Reintegrato nel ministero sacerdotale

Il 16 luglio 1933 finì la tremenda prova dell'isolamento di Padre Pio. Riabilitato nel pieno esercizio del ministero sacerdotale dal sommo Pontefice Pio XI, Padre Pio ritornò a celebrare la S. Messa in pubblico; a confessare e a distribuire la santa Comunione ogni giorno a centinaia di fedeli; ad amministrare il S. Battesimo a neonati e ad adulti convertiti; a benedire matrimoni; a dare consigli e conforto a migliaia di anime dubbiose e amareggiate; a prodigare il bene spirituale e materiale a quanti sfiduciati e scoraggiati ricorrevano a Lui per aiuto. Padre Pio si mostrò buono con tutti, ma, come Gesù, dava la preferenza ai peccatori ed ai figli traviati e ribelli. Io, in quei tempi, sebbene fossi di residenza in altri conventi con varie mansioni, mi recavo con frequenza a S. Giovanni Rotondo per chiedere consigli al caro Padre per me e per altre persone. Padre Pio mi ascoltava sempre con pazienza e con bontà e mi dava le risposte precise ed esatte secondo i casi. Allorché si sparse la voce della sua apparizione in Chiesa e della sua riabilitazione, cominciarono di nuovo le folle dei fedeli ad affluire a S. Maria delle Grazie da ogni regione d'Italia e da varie nazioni del mondo cattolico. Il caro Padre non risparmiava fatiche per il bene delle anime.

Il volto di Gesù

Nel settembre 1938, mio padre, D'Apolito Salvatore, residente negli Stati Uniti d'America da circa ventidue anni, accompagnato da mia sorella Nunzia, ritornò a S. Giovanni Rotondo per rivedere me, giovane Sacerdote e conoscere la famiglia della sorella maggiore sposata da quindici anni. Un tiepido pomeriggio di febbraio 1939 pieno di sole, volle fare una passeggiata fino al convento insieme con un amico, per vedere e conoscere da vicino Padre Pio e presentarsi come il padre di un religioso cappuccino.
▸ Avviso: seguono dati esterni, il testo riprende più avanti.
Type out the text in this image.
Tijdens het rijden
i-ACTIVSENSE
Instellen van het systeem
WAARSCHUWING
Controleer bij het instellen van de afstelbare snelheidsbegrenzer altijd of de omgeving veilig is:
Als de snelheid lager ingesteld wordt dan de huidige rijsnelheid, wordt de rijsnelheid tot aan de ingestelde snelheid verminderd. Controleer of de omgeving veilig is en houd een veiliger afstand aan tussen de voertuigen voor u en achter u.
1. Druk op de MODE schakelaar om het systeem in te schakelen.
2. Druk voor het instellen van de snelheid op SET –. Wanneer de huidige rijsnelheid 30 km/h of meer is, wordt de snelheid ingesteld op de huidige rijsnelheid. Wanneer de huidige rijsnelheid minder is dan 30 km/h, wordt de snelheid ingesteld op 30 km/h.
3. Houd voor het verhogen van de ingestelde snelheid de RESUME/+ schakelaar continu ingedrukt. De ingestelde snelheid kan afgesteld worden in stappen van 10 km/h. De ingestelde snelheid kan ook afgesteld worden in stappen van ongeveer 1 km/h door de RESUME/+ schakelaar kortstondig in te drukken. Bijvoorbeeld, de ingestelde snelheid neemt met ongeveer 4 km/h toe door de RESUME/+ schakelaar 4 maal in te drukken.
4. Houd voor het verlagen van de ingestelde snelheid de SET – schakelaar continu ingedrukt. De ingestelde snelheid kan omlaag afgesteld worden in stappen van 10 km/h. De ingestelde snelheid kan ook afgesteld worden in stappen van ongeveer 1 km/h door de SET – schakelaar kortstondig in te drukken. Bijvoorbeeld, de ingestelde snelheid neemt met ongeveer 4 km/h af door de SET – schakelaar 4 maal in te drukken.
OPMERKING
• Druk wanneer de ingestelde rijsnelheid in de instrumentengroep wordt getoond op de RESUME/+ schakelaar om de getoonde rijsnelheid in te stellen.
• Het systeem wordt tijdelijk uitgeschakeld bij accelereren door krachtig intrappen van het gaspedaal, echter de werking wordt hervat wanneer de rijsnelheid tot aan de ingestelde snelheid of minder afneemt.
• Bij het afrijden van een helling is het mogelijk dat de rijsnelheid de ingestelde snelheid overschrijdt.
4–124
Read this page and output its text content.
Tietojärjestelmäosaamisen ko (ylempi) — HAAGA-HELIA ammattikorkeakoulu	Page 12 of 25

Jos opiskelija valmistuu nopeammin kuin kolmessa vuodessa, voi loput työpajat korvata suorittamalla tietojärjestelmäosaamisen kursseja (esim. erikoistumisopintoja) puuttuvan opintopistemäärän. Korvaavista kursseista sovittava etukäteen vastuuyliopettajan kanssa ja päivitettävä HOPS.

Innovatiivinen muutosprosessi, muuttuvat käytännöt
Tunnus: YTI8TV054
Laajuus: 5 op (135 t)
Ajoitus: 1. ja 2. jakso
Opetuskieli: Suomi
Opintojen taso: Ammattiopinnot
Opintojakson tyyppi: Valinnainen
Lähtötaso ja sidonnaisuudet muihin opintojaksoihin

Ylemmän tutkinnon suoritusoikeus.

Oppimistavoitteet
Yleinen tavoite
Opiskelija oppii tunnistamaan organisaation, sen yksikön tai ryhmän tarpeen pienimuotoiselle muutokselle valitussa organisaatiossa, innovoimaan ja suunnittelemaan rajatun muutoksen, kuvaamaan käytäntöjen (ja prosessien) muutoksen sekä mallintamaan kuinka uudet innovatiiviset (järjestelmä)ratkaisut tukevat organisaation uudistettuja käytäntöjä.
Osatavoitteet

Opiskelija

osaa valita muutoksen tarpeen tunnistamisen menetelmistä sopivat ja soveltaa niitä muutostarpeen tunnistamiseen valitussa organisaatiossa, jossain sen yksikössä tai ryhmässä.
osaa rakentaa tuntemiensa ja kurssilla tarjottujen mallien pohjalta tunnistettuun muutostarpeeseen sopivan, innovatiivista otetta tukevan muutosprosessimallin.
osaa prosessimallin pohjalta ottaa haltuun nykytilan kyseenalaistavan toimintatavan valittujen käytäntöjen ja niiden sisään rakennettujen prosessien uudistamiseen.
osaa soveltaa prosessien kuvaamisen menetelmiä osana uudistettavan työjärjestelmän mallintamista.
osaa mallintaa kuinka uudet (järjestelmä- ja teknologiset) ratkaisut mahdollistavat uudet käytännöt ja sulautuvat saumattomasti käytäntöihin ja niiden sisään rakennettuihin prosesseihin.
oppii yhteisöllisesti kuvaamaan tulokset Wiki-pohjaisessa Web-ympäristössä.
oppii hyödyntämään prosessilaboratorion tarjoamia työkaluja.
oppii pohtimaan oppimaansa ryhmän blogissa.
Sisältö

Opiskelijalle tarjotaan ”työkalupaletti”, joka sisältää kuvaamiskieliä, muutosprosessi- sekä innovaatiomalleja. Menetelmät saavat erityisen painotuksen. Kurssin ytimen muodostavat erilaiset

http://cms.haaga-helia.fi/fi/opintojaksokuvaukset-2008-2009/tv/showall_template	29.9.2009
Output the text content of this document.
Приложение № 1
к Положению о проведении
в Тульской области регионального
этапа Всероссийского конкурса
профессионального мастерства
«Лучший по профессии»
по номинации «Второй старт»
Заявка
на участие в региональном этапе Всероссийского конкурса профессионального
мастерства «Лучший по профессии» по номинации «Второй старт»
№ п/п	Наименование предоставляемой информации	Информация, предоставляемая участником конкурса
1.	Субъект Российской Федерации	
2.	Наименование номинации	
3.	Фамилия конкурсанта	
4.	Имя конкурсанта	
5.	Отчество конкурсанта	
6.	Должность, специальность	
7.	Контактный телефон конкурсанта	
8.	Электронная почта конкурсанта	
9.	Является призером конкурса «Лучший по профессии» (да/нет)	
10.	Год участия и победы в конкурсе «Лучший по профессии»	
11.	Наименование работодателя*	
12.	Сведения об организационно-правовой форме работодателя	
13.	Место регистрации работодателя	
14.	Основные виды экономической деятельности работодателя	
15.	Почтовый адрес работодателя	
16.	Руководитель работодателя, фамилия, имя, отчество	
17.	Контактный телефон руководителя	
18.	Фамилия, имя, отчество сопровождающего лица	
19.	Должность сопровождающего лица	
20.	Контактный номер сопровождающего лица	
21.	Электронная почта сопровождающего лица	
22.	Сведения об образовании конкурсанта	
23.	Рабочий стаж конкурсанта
Entrato con l'amico nella chiesetta, fissò lo sguardo verso il confessionale, dove il caro Padre era intento alla riconciliazione delle anime col Signore. Rimase pietrificato e sconvolto, quando vide il volto adorabile di Gesù al posto di Padre Pio. Pensando ad un'allucinazione, richiamò subito l'attenzione dell'amico, il quale, vedendo lo stesso fenomeno, cioè il volto di Cristo, esclamò: «Ma quello non è Padre Pio; è Gesù Cristo». Entrambi commossi, dopo qualche minuto, non videro più Cristo, ma Padre Pio sofferente, il quale posò lo sguardo con dolcezza e tenerezza su mio padre lacrimante, non facile a commuoversi. Ritornato a casa, ancora in preda all'emozione, raccontò alle mie sorelle ed ai parenti ciò che aveva visto. Quella stessa sera si sentì male e si coricò con una febbraccia. Al mattino si chiamò il medico, il quale diagnosticò una gravissima broncopolmonite. Il Parroco Don Giuseppe Prencipe andò a visitarlo, lo confessò, gli portò il santo viatico e gli amministrò la estrema unzione. Presentendo la fine, invocò più volte il mio nome. Desiderava vedermi, parlarmi, avermi vicino. Io ero molto lontano: mi trovavo nel convento di Montefusco. I miei parenti non mi fecero sapere nulla, mi telegrafarono al momento del decesso. Mi precipitai a S. Giovanni Rotondo per assistere ai funerali, ma trovai la salma nella cappella del cimitero per essere tumulata. Ebbi solo il conforto di baciare la gelida fronte. Recatomi al convento, Padre Pio, abbracciandomi, disse: «Su coraggio; stai tranquillo: tuo padre è salvo. Preghiamo per lui».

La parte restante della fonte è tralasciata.